After a few of my less positive posts about Quebec received some well-deserved criticism, it reminded me of one of my biggest pet peeves about Canadians--that they are satisfied with comparing their situations with the American equivalent. Canadians, while deeply dissatisfied about their health care, do not agitate for significant reform because the US system is worse. Well, that really is a non sequitor as reform does not imply or require adopting the American system. Instead, Canadians should consult the European systems that work the best.
My post about the Quebec day care system is in the same vein. Child care is a challenge everywhere, but it is impossible for many folks to find available care in Quebec because the simplistic $7/day program distorted the market too much. Why not means-test so that poor and middle class get day care and the well off have to pay extra to get it? There seems to be a hostility here to any kind of means testing for social services, so everybody gets the same mediocre services.
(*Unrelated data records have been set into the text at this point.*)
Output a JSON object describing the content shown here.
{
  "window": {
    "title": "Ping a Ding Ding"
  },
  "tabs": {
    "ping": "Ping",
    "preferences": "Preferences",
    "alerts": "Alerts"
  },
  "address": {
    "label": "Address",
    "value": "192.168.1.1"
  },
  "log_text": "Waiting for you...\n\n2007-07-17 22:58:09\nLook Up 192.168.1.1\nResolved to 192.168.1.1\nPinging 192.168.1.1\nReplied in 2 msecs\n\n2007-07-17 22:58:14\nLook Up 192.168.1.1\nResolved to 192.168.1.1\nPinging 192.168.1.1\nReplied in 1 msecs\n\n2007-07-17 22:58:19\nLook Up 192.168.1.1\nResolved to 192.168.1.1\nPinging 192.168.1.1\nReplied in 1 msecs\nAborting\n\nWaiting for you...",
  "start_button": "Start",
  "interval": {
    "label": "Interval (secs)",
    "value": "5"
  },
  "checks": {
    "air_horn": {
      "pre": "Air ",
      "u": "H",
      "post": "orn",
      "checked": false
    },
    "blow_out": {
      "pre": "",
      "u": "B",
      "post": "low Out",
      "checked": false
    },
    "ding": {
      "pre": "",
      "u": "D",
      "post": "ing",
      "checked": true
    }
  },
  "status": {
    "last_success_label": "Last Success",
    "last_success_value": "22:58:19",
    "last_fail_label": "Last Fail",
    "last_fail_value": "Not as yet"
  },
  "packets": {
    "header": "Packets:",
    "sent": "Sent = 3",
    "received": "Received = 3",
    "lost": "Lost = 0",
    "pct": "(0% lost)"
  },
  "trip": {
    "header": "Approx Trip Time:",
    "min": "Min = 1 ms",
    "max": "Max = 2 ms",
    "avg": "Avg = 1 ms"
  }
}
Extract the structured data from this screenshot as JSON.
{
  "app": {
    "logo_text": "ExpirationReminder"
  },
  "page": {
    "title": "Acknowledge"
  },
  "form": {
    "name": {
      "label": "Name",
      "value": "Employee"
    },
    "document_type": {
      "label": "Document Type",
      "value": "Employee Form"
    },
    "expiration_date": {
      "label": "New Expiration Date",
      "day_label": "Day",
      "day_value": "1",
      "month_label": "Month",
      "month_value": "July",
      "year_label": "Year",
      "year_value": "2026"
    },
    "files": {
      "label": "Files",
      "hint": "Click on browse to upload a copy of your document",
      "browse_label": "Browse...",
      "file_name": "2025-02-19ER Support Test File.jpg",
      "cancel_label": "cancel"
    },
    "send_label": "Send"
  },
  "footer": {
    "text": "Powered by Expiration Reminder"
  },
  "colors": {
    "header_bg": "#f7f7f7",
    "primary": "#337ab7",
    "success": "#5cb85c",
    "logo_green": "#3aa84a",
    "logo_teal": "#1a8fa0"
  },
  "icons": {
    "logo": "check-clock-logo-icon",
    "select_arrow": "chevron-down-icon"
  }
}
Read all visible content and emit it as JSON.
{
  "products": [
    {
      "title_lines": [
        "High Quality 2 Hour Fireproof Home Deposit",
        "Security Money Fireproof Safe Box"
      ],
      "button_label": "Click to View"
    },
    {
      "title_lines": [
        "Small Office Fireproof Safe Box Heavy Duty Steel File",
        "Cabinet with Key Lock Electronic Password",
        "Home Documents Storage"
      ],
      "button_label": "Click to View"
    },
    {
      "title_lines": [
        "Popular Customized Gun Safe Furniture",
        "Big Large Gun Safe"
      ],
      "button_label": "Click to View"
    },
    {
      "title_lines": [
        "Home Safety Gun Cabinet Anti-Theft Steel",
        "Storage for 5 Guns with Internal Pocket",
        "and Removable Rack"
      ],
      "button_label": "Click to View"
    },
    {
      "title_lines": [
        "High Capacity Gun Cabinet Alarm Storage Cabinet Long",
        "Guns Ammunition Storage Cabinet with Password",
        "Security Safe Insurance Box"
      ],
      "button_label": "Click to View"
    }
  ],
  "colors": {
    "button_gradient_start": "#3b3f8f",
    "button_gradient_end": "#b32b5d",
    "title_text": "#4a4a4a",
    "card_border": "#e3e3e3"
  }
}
Tuition is similar. In Quebec, there is the belief that all should pay only a relatively nominal fee for university, which means that the higher educational system is in a permanent funding crisis. While the American system is also out of control, the idea that providing financial aid to the less well off and having the more well off pay seems to be anathema.
Of course, why should I complain? I would be means tested out of getting these benefits. But the problem is that I end up paying for everyone's mediocre services. And a little imagination would be nice--considering alternatives other than the worst examples of American policies would be nice.
And of course, I should not complain so much since I am a guest in this country. Canada is an amazing place, and Montreal is a wonderful city. We feel far more welcome here than we did in West Texas. I just want this place to be better still.